The British men’s soccer team will not participate in the World Cup in Russia this summer “in the normal way’’ if the Kremlin is proven to be responsible for the unexplained illness of a former spy, the U.K. foreign secretary said.
Boris Johnson, speaking to lawmakers in the House of Commons on Tuesday, said it would be “very difficult to imagine that U.K. representation to [the World Cup] could go ahead in the normal way.”
“We would have consider that,” he said. He did not elaborate.
Johnson’s comments come two days after Sergei Skripal, a 66-year-old former Russian spy, fell ill after he was exposed to an “unknown substance.” His daughter Yulia, who was with him while they were at Matlins shopping center, also fell critically ill.
Skripal and his daughter are being treated at Salisbury District Hospital. The two were reportedly discovered unconscious on a bench at the shopping center when police responded.
Skripal was convicted in 2006 in Russia on charges of spying for Britain and sentenced to 13 years. But he was freed in 2010 in a U.S.-Russian spy swap.

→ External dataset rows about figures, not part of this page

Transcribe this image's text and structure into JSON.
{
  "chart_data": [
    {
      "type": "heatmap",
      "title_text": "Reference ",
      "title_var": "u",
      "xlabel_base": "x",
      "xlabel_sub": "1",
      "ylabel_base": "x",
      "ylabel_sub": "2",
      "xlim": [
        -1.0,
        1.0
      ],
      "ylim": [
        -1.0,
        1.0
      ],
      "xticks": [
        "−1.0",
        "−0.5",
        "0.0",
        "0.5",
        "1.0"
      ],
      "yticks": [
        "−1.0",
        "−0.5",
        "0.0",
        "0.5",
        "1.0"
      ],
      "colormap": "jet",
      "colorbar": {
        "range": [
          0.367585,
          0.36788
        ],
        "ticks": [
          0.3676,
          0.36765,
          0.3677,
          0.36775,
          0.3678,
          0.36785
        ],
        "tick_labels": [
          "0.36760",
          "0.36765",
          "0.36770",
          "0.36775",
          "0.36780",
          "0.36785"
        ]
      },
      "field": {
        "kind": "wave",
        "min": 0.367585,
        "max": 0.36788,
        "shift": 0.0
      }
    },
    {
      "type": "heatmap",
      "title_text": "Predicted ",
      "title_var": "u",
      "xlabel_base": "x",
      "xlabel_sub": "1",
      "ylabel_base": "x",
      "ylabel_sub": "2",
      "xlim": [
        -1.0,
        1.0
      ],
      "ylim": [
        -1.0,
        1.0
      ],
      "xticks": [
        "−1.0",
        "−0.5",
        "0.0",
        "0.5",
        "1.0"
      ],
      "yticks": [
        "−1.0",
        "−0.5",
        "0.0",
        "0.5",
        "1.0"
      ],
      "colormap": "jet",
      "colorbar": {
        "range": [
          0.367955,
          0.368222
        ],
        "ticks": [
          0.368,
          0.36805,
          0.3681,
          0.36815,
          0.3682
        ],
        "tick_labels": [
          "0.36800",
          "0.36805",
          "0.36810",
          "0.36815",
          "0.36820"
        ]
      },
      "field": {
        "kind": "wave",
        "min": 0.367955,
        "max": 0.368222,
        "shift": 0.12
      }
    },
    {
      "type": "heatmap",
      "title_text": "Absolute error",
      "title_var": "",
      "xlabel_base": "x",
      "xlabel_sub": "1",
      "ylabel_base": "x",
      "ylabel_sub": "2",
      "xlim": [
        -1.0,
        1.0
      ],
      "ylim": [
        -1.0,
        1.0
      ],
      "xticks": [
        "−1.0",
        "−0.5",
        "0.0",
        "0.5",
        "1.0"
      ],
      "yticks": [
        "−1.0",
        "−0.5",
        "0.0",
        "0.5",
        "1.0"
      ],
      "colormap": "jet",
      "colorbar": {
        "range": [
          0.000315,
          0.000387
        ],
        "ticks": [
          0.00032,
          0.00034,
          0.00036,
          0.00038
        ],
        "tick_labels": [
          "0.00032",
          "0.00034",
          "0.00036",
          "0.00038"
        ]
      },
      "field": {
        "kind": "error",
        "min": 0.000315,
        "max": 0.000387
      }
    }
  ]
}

On Tuesday, Johnson told lawmakers that Britain will have a "robust" response if Russian involvement is proven, including sanctions and other measures.
"No attempt to take innocent life on UK soil will go either unsanctioned or unpunished,” he said.
England was the only team from the U.K. to qualify for tournament, which is scheduled to take place in June and July.
Fox News' Kathleen Joyce and the Associated Press contributed to this report.